Being here is a special treat for Cindy's birthday!


Dining room
We had a wonderful lunch of steaks and potatoes and veggies with a
fabulous red wine.


A picture of our host

Polo creating paella, for which he is famous among friends
and clients


Love all the wonderful artistic touches

After leaving Polo we inquired if he knew where we could buy some of the wonderful handmade Mexican wire baskets we had admired at El Pedregal.  He instructed Pepe, our driver, to take us to a little village down the road a bit and ask the locals who might be selling the baskets.


Along the way, we encountered this cute couple in their hay wagon.

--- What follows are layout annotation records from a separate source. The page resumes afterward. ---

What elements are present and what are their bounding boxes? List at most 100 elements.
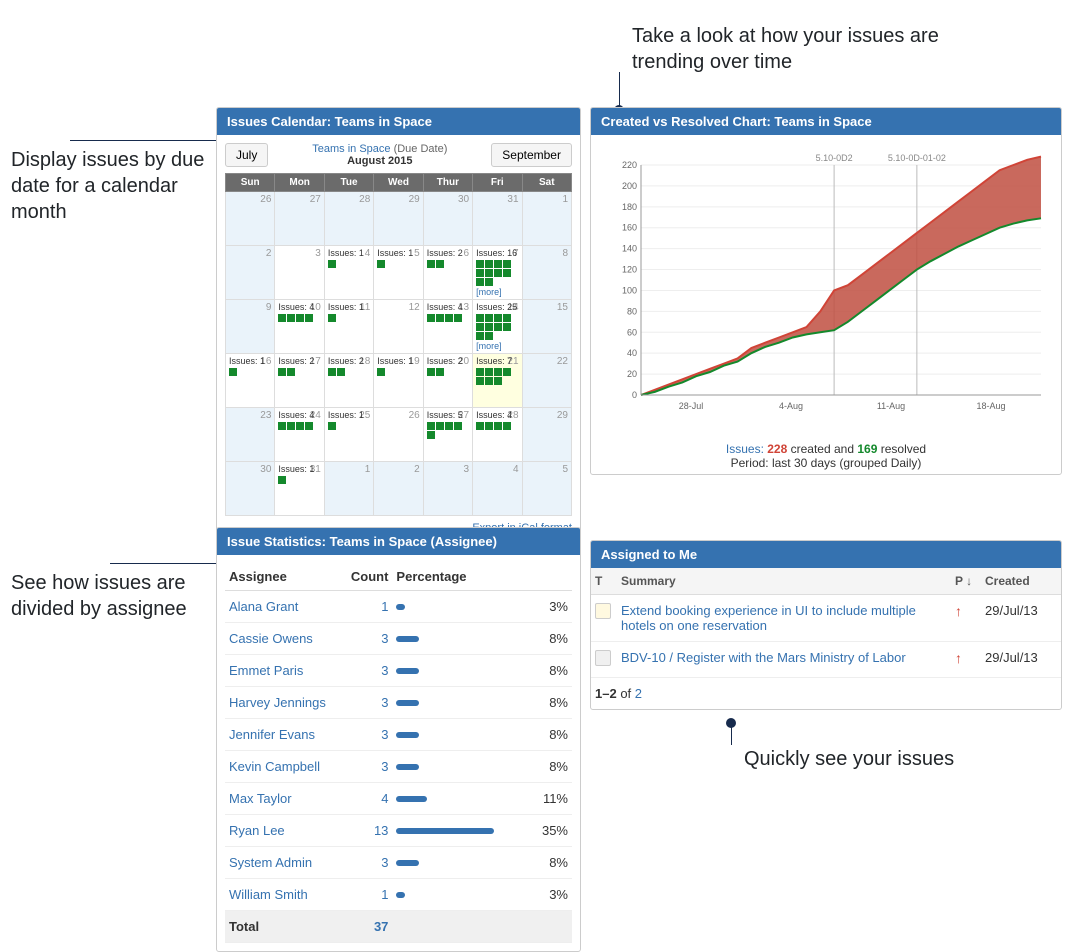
calendar-day-cell[interactable]: 5Issues: 1 (374, 246, 423, 300)
calendar-issue-block[interactable] (337, 368, 345, 376)
calendar-issue-block[interactable] (476, 368, 484, 376)
stats-count[interactable]: 3 (347, 655, 393, 687)
calendar-day-cell[interactable]: 4 (473, 462, 522, 516)
calendar-issue-block[interactable] (503, 368, 511, 376)
calendar-day-cell[interactable]: 29 (374, 192, 423, 246)
stats-count[interactable]: 3 (347, 623, 393, 655)
calendar-issue-block[interactable] (436, 260, 444, 268)
calendar-day-cell[interactable]: 28Issues: 4 (473, 408, 522, 462)
calendar-issue-block[interactable] (328, 422, 336, 430)
calendar-day-cell[interactable]: 2 (226, 246, 275, 300)
chart-issues-link[interactable]: Issues: (726, 442, 764, 456)
calendar-project-link[interactable]: Teams in Space (312, 143, 390, 155)
stats-count[interactable]: 3 (347, 751, 393, 783)
calendar-day-cell[interactable]: 27Issues: 5 (423, 408, 472, 462)
calendar-issue-block[interactable] (445, 422, 453, 430)
calendar-day-cell[interactable]: 30 (226, 462, 275, 516)
calendar-issue-block[interactable] (278, 368, 286, 376)
calendar-issue-block[interactable] (503, 269, 511, 277)
calendar-issue-block[interactable] (328, 368, 336, 376)
assigned-col-type[interactable]: T (591, 568, 617, 595)
assigned-row[interactable]: BDV-10 / Register with the Mars Ministry… (591, 642, 1061, 678)
calendar-day-cell[interactable]: 6Issues: 2 (423, 246, 472, 300)
calendar-day-cell[interactable]: 26 (374, 408, 423, 462)
calendar-issue-block[interactable] (328, 260, 336, 268)
stats-count[interactable]: 4 (347, 783, 393, 815)
calendar-day-cell[interactable]: 24Issues: 4 (275, 408, 324, 462)
calendar-issue-block[interactable] (328, 314, 336, 322)
stats-assignee-link[interactable]: William Smith (229, 887, 308, 902)
calendar-day-cell[interactable]: 21Issues: 7 (473, 354, 522, 408)
stats-count[interactable]: 1 (347, 879, 393, 911)
calendar-day-cell[interactable]: 3 (275, 246, 324, 300)
calendar-issue-block[interactable] (436, 314, 444, 322)
stats-assignee-link[interactable]: Emmet Paris (229, 663, 303, 678)
calendar-day-cell[interactable]: 8 (522, 246, 571, 300)
calendar-issue-block[interactable] (485, 323, 493, 331)
issue-summary-link[interactable]: BDV-10 / Register with the Mars Ministry… (621, 650, 906, 665)
calendar-issue-block[interactable] (427, 431, 435, 439)
calendar-issue-block[interactable] (485, 269, 493, 277)
calendar-prev-button[interactable]: July (225, 143, 268, 167)
calendar-issue-block[interactable] (476, 332, 484, 340)
calendar-day-cell[interactable]: 25Issues: 1 (324, 408, 373, 462)
calendar-day-cell[interactable]: 28 (324, 192, 373, 246)
calendar-day-cell[interactable]: 26 (226, 192, 275, 246)
calendar-day-cell[interactable]: 18Issues: 2 (324, 354, 373, 408)
calendar-issue-block[interactable] (287, 422, 295, 430)
assigned-col-created[interactable]: Created (981, 568, 1061, 595)
stats-assignee-link[interactable]: Kevin Campbell (229, 759, 320, 774)
calendar-issue-block[interactable] (485, 377, 493, 385)
calendar-day-cell[interactable]: 2 (374, 462, 423, 516)
calendar-day-cell[interactable]: 14Issues: 25[more] (473, 300, 522, 354)
calendar-issue-block[interactable] (503, 260, 511, 268)
stats-assignee-link[interactable]: Ryan Lee (229, 823, 285, 838)
calendar-issue-block[interactable] (436, 422, 444, 430)
calendar-issue-block[interactable] (476, 422, 484, 430)
calendar-issue-block[interactable] (427, 314, 435, 322)
calendar-day-cell[interactable]: 17Issues: 2 (275, 354, 324, 408)
calendar-next-button[interactable]: September (491, 143, 572, 167)
calendar-issue-block[interactable] (278, 422, 286, 430)
stats-assignee-link[interactable]: Harvey Jennings (229, 695, 326, 710)
calendar-day-cell[interactable]: 15 (522, 300, 571, 354)
calendar-day-cell[interactable]: 20Issues: 2 (423, 354, 472, 408)
calendar-day-cell[interactable]: 11Issues: 1 (324, 300, 373, 354)
calendar-day-cell[interactable]: 5 (522, 462, 571, 516)
calendar-day-cell[interactable]: 7Issues: 16[more] (473, 246, 522, 300)
stats-assignee-link[interactable]: System Admin (229, 855, 312, 870)
stats-assignee-link[interactable]: Max Taylor (229, 791, 292, 806)
stats-count[interactable]: 3 (347, 687, 393, 719)
calendar-day-cell[interactable]: 4Issues: 1 (324, 246, 373, 300)
calendar-more-link[interactable]: [more] (476, 341, 502, 351)
calendar-day-cell[interactable]: 1 (522, 192, 571, 246)
calendar-issue-block[interactable] (296, 422, 304, 430)
calendar-day-cell[interactable]: 23 (226, 408, 275, 462)
calendar-issue-block[interactable] (494, 368, 502, 376)
calendar-issue-block[interactable] (454, 314, 462, 322)
calendar-issue-block[interactable] (485, 278, 493, 286)
calendar-day-cell[interactable]: 3 (423, 462, 472, 516)
calendar-issue-block[interactable] (494, 269, 502, 277)
assigned-col-priority[interactable]: P ↓ (951, 568, 981, 595)
calendar-issue-block[interactable] (476, 278, 484, 286)
calendar-issue-block[interactable] (485, 332, 493, 340)
calendar-issue-block[interactable] (485, 368, 493, 376)
stats-assignee-link[interactable]: Alana Grant (229, 599, 298, 614)
calendar-issue-block[interactable] (494, 422, 502, 430)
calendar-issue-block[interactable] (445, 314, 453, 322)
calendar-issue-block[interactable] (287, 368, 295, 376)
calendar-issue-block[interactable] (305, 314, 313, 322)
calendar-issue-block[interactable] (494, 260, 502, 268)
stats-count[interactable]: 3 (347, 719, 393, 751)
calendar-issue-block[interactable] (454, 422, 462, 430)
calendar-day-cell[interactable]: 9 (226, 300, 275, 354)
calendar-issue-block[interactable] (503, 314, 511, 322)
calendar-day-cell[interactable]: 16Issues: 1 (226, 354, 275, 408)
calendar-issue-block[interactable] (427, 422, 435, 430)
calendar-day-cell[interactable]: 27 (275, 192, 324, 246)
calendar-day-cell[interactable]: 1 (324, 462, 373, 516)
calendar-issue-block[interactable] (436, 368, 444, 376)
calendar-issue-block[interactable] (476, 260, 484, 268)
calendar-issue-block[interactable] (305, 422, 313, 430)
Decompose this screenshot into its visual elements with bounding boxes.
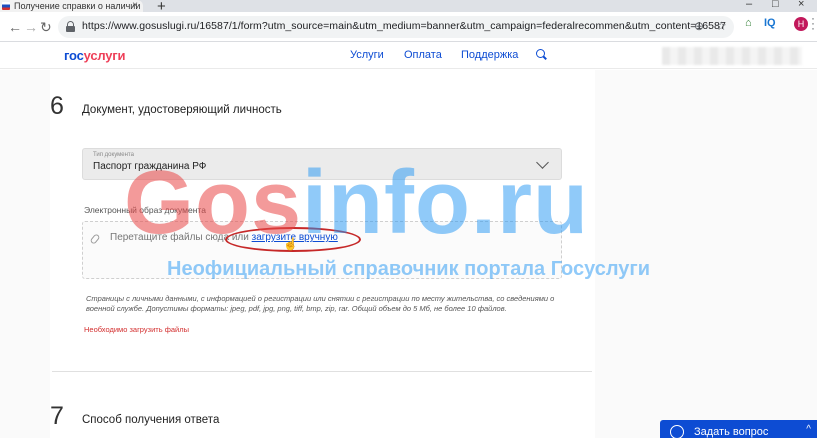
gosuslugi-logo[interactable]: госуслуги bbox=[64, 48, 126, 63]
extension-home-icon[interactable]: ⌂ bbox=[745, 17, 752, 29]
minimize-button[interactable]: – bbox=[746, 0, 752, 10]
url-text[interactable]: https://www.gosuslugi.ru/16587/1/form?ut… bbox=[82, 20, 726, 32]
forward-button[interactable]: → bbox=[24, 19, 38, 35]
section-divider bbox=[52, 371, 592, 372]
tab-close-icon[interactable]: × bbox=[132, 0, 138, 12]
watermark-title: Gosinfo.ru bbox=[124, 153, 589, 253]
upload-hint: Страницы с личными данными, с информацие… bbox=[86, 294, 555, 313]
nav-support[interactable]: Поддержка bbox=[461, 49, 518, 61]
favicon-icon bbox=[2, 2, 10, 10]
window-close-button[interactable]: × bbox=[798, 0, 804, 10]
nav-services[interactable]: Услуги bbox=[350, 49, 384, 61]
menu-dots-icon[interactable]: · · · bbox=[811, 12, 815, 34]
maximize-button[interactable]: □ bbox=[772, 0, 779, 10]
step-7-number: 7 bbox=[50, 402, 64, 430]
blurred-user-area bbox=[662, 47, 802, 65]
watermark-subtitle: Неофициальный справочник портала Госуслу… bbox=[167, 258, 651, 280]
browser-toolbar: ← → ↻ https://www.gosuslugi.ru/16587/1/f… bbox=[0, 12, 817, 42]
browser-tab[interactable]: Получение справки о наличии × bbox=[0, 0, 143, 12]
extension-iq-icon[interactable]: IQ bbox=[764, 17, 776, 29]
bookmark-star-icon[interactable]: ☆ bbox=[716, 19, 727, 33]
chevron-up-icon: ^ bbox=[806, 424, 811, 435]
zoom-icon[interactable]: ⊕ bbox=[694, 19, 704, 33]
address-bar[interactable]: https://www.gosuslugi.ru/16587/1/form?ut… bbox=[58, 16, 734, 38]
step-7-title: Способ получения ответа bbox=[82, 414, 220, 426]
step-6-title: Документ, удостоверяющий личность bbox=[82, 104, 282, 116]
lock-icon bbox=[66, 21, 75, 32]
nav-payment[interactable]: Оплата bbox=[404, 49, 442, 61]
upload-error: Необходимо загрузить файлы bbox=[84, 325, 189, 334]
ask-question-label: Задать вопрос bbox=[694, 426, 769, 438]
browser-tab-strip: Получение справки о наличии × + – □ × bbox=[0, 0, 817, 15]
reload-button[interactable]: ↻ bbox=[40, 19, 52, 36]
step-6-number: 6 bbox=[50, 92, 64, 120]
back-button[interactable]: ← bbox=[8, 19, 22, 35]
chat-icon bbox=[670, 425, 684, 439]
tab-title: Получение справки о наличии bbox=[14, 1, 141, 11]
paperclip-icon bbox=[89, 233, 101, 245]
ask-question-button[interactable]: Задать вопрос ^ bbox=[660, 420, 817, 439]
search-icon[interactable] bbox=[536, 49, 545, 58]
profile-avatar[interactable]: Н bbox=[794, 17, 808, 31]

I really didn't know where we were and these towns are not on the map
I have of Mexico.

Pepe stopped the car to ask this man who might sell the wire baskets.  He
told us of someone who sold them.  A few minutes later, he flagged us down
on his motor bike to tell us of a better place where they had all kinds of
wire baskets.

This was the house he led us to.  



Pepe negotiating on price with the woman's daughters
looking on

Grandson was very interested in us

Happy me with a wire basket for me, Margene and Diane

We bought almost everything she had.  We made her day!

She brought out her very own personal one
for Kaari as the rest of us had bought her
out of this kind.

Beautiful countryside

Iffy roads, even if paved

Back to Alamos for sunset and a wonderful dinner at
Charisma

We discovered a new by-pass around Obregon on the way home, so made it home before dark, always a consideration when traveling in Mexico.

We made an appearance at the Beach Club for the Rescate members.
We are now members, too as, if you get sick down here, you can access an
ambulance to the good hospital in Hermosillo.

Many a wedding takes place here.

The ladies took Cindy to the Soggy Peso for
lunch the next day-her actual birthday.

This guy rode by and ordered a beer from Luis!

And downed it before taking off down the beach.

That night, Cindy hosted a fabulous dinner party for about 25 of us at Colibri, which means hummingbird in Spanish.  Margene, Doreen and I decorated the tables.  I've got to give it to the two others for all the artistic touches.





Ephram and Steve? (father of 10 kids, from Longmont, of all
places)

Margene and Joe,  Dee and Karen
hired a saxophone player to perform during
dinner.  The music was perfect!

Jimbo and Jesus (Guadalupe's husband)

Dee and Karen

Leslie and Pam

Pat

Pat Adams and Lupita

Guadalupe and I trading pictures

Mary Alice, Doreen, Kaari and Marta

Me, Pat, Lupita and Selena (she sure
looked like Nancy Lichter)

Cindy, her son-Jack, and granddaughter, Ellie

Ellie, Karla (Jack's wife) and Cindy 

It was a great venue and a very fun few weeks of celebrations!